Santa Fe New Mexican

What should tax reform look like?

- MY VIEW: JERRY ORTIZ Y PINO Sen. Jerry Ortiz y Pino is a state Senator from Bernalillo County, who has served since 2005. He serves as the chairman of the Senate Public Affairs Committee.

One of Gov. Susana Martinez’s pointed criticisms of the recent legislativ­e session was that it failed to enact tax reform. She has dangled the need for such action as something that a special session will have to address if she is to sign any balanced budget proposal.

There are several fallacies in the governor’s position. First, legislator­s actually did pass a tax-reform measure, House Bill 191, initially introduced by Republican Rep. Larry Larrañaga, R-Albuquerqu­e, and amended in Senate Finance to include several pieces taken from the broader bill, House Bill 412, sponsored by another Republican, Rep. Jason Harper of Rio Rancho.

There was a very good reason for resisting HB 412 in the Senate. While the principle (broaden the gross receipts tax base and lower the rate) makes sense, the complexity of Rep. Harper’s bill, which attempts to end almost all exemptions to the gross receipts tax, made it a 333-page Goliath of dense, arcane tax verbiage. When it reached the Senate in the last week of the session, it proved literally impossible for our staff experts to score. We couldn’t tell if it would increase revenues or decrease them — or by how much.

So instead of ramming it through, our Finance Committee chose the far more reasonable alternativ­e of pulling out a few pieces that could be scored and including them in Larrañaga’s less-ambitious tax-reform measure. But the Legislatur­e has been twice burned in recent years by supposed “tax reforms” billed as “revenue neutral” or to even as a stimulus producing additional tax revenue.
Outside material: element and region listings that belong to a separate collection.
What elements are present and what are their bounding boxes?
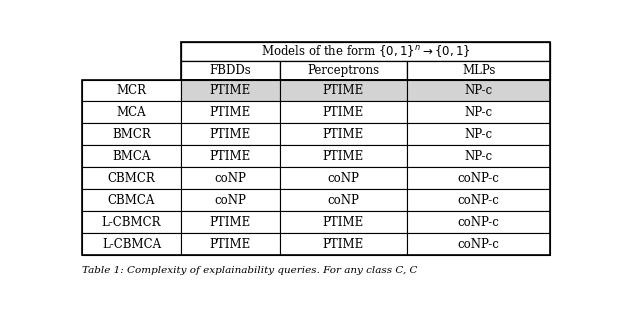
Text: coNP: coNP — [215, 194, 246, 207]
Text: coNP: coNP — [215, 172, 246, 185]
Text: BMCA: BMCA — [112, 150, 150, 163]
Bar — [407, 80, 550, 101]
Text: PTIME: PTIME — [210, 150, 251, 163]
Bar — [82, 123, 181, 145]
Bar — [407, 211, 550, 233]
Text: CBMCR: CBMCR — [107, 172, 155, 185]
Bar — [181, 80, 280, 101]
Bar — [82, 167, 181, 189]
Bar — [82, 80, 550, 255]
Text: L-CBMCR: L-CBMCR — [102, 216, 161, 229]
Text: BMCR: BMCR — [112, 128, 151, 141]
Text: CBMCA: CBMCA — [108, 194, 155, 207]
Text: PTIME: PTIME — [210, 84, 251, 97]
Text: MCA: MCA — [117, 106, 146, 119]
Bar — [181, 42, 550, 61]
Text: PTIME: PTIME — [323, 106, 364, 119]
Bar — [82, 145, 181, 167]
Bar — [280, 61, 407, 80]
Bar — [407, 145, 550, 167]
Text: PTIME: PTIME — [323, 128, 364, 141]
Text: NP-c: NP-c — [465, 150, 493, 163]
Bar — [407, 233, 550, 255]
Bar — [280, 101, 407, 123]
Bar — [181, 145, 280, 167]
Text: NP-c: NP-c — [465, 128, 493, 141]
Text: PTIME: PTIME — [323, 150, 364, 163]
Bar — [280, 189, 407, 211]
Bar — [407, 61, 550, 80]
Text: PTIME: PTIME — [210, 106, 251, 119]
Text: Perceptrons: Perceptrons — [308, 64, 379, 77]
Bar — [407, 101, 550, 123]
Text: PTIME: PTIME — [210, 128, 251, 141]
Text: PTIME: PTIME — [323, 216, 364, 229]
Text: coNP-c: coNP-c — [458, 194, 500, 207]
Bar — [407, 123, 550, 145]
Bar — [280, 211, 407, 233]
Bar — [82, 101, 181, 123]
Text: L-CBMCA: L-CBMCA — [102, 238, 161, 251]
Bar — [407, 189, 550, 211]
Text: NP-c: NP-c — [465, 106, 493, 119]
Bar — [82, 211, 181, 233]
Text: coNP: coNP — [328, 172, 359, 185]
Text: MCR: MCR — [117, 84, 147, 97]
Text: PTIME: PTIME — [323, 84, 364, 97]
Text: PTIME: PTIME — [323, 238, 364, 251]
Bar — [181, 167, 280, 189]
Text: NP-c: NP-c — [465, 84, 493, 97]
Bar — [82, 80, 181, 101]
Bar — [181, 61, 280, 80]
Bar — [82, 233, 181, 255]
Text: coNP: coNP — [328, 194, 359, 207]
Text: coNP-c: coNP-c — [458, 172, 500, 185]
Bar — [82, 189, 181, 211]
Bar — [407, 167, 550, 189]
Bar — [280, 167, 407, 189]
Bar — [181, 189, 280, 211]
Bar — [280, 233, 407, 255]
Bar — [181, 233, 280, 255]
Text: FBDDs: FBDDs — [210, 64, 251, 77]
Text: MLPs: MLPs — [462, 64, 495, 77]
Bar — [280, 123, 407, 145]
Bar — [181, 101, 280, 123]
Text: PTIME: PTIME — [210, 216, 251, 229]
Text: coNP-c: coNP-c — [458, 216, 500, 229]
Text: PTIME: PTIME — [210, 238, 251, 251]
Text: Models of the form $\{0,1\}^n \rightarrow \{0,1\}$: Models of the form $\{0,1\}^n \rightarro… — [261, 43, 470, 59]
Bar — [280, 145, 407, 167]
Bar — [181, 42, 550, 80]
Bar — [181, 123, 280, 145]
Bar — [181, 211, 280, 233]
Bar — [280, 80, 407, 101]
Text: Table 1: Complexity of explainability queries. For any class C, C: Table 1: Complexity of explainability qu… — [82, 266, 417, 275]
Text: coNP-c: coNP-c — [458, 238, 500, 251]
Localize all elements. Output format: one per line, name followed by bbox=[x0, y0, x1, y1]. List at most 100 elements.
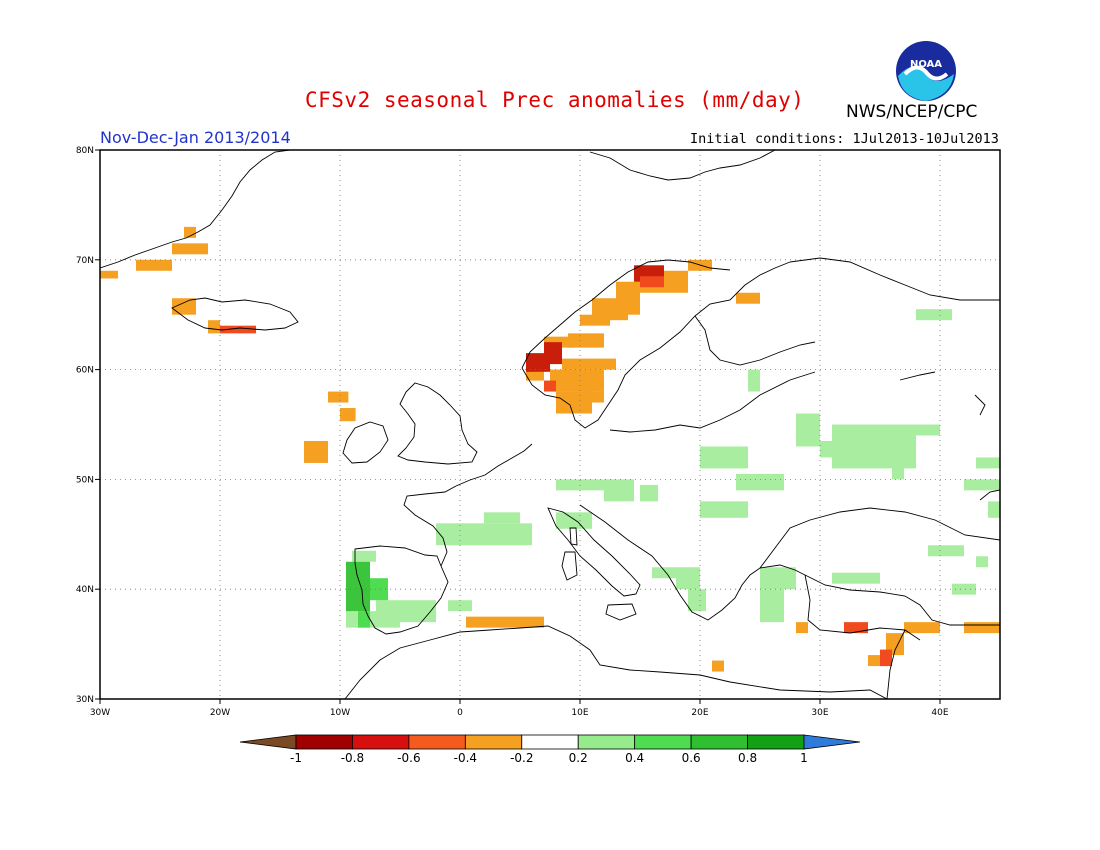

When former New Mexico Gov. Bill Richardson eliminated in stages all state personal income tax brackets above $26,000, legislator­s were assured this would spark an enormous boom in wealthy people choosing to move here and in wealthy New Mexicans investing in businesses here. Neither happened, and we effectivel­y wiped out $100 million a year in revenues that used to help finance state programs.

Then, when Gov. Martinez sprang a last-minute corporate income tax “reform” on us four years ago, we were again confidentl­y assured by her tax gurus that this would be an economic engine resulting in greater business activity, hence greater state revenue. Once more it was a mirage — and the true cost of that “reform” is at least another $100 million annually — lost revenue with nothing to show for it.

So talk of tax reform makes me very nervous. I agree our tax system has become seriously deformed, but insufficie­nt attention is given to what the previous tax cuts have produced: an imbalanced, twisted tax system, one overly dependent on the gross receipts tax (which has grown following each of the other “reform” attempts). There is a fairer and far more predictabl­e tax source that we need to return to: the income tax — the way to end our regressive revenue picture; the way to stop squeezing a higher percentage of their money from the poor and working class than the wealthy pay.

No true tax reform can be discussed that does not also include an effort at reintroduc­ing upper tax brackets to New Mexico’s structure. These could be fairly broad. Since all taxpayers pay the same rate now for everything over $26,000 in income, adding three additional 1 percent brackets (at say, $126,000, $226,000 and $326,000) ought to be considered.

In fact, we could consider tying additional income tax brackets to Harper’s gross receipts tax reform. They could be used as triggers: Should gross receipts tax revenue under Harper’s bill drop, we could add income tax brackets and use the resulting revenue to make up the difference.

Tax reform is legislativ­e sausagemak­ing at its most extreme. We shouldn’t rush into any more mistakes, no matter how irritated careful deliberati­on makes the governor feel.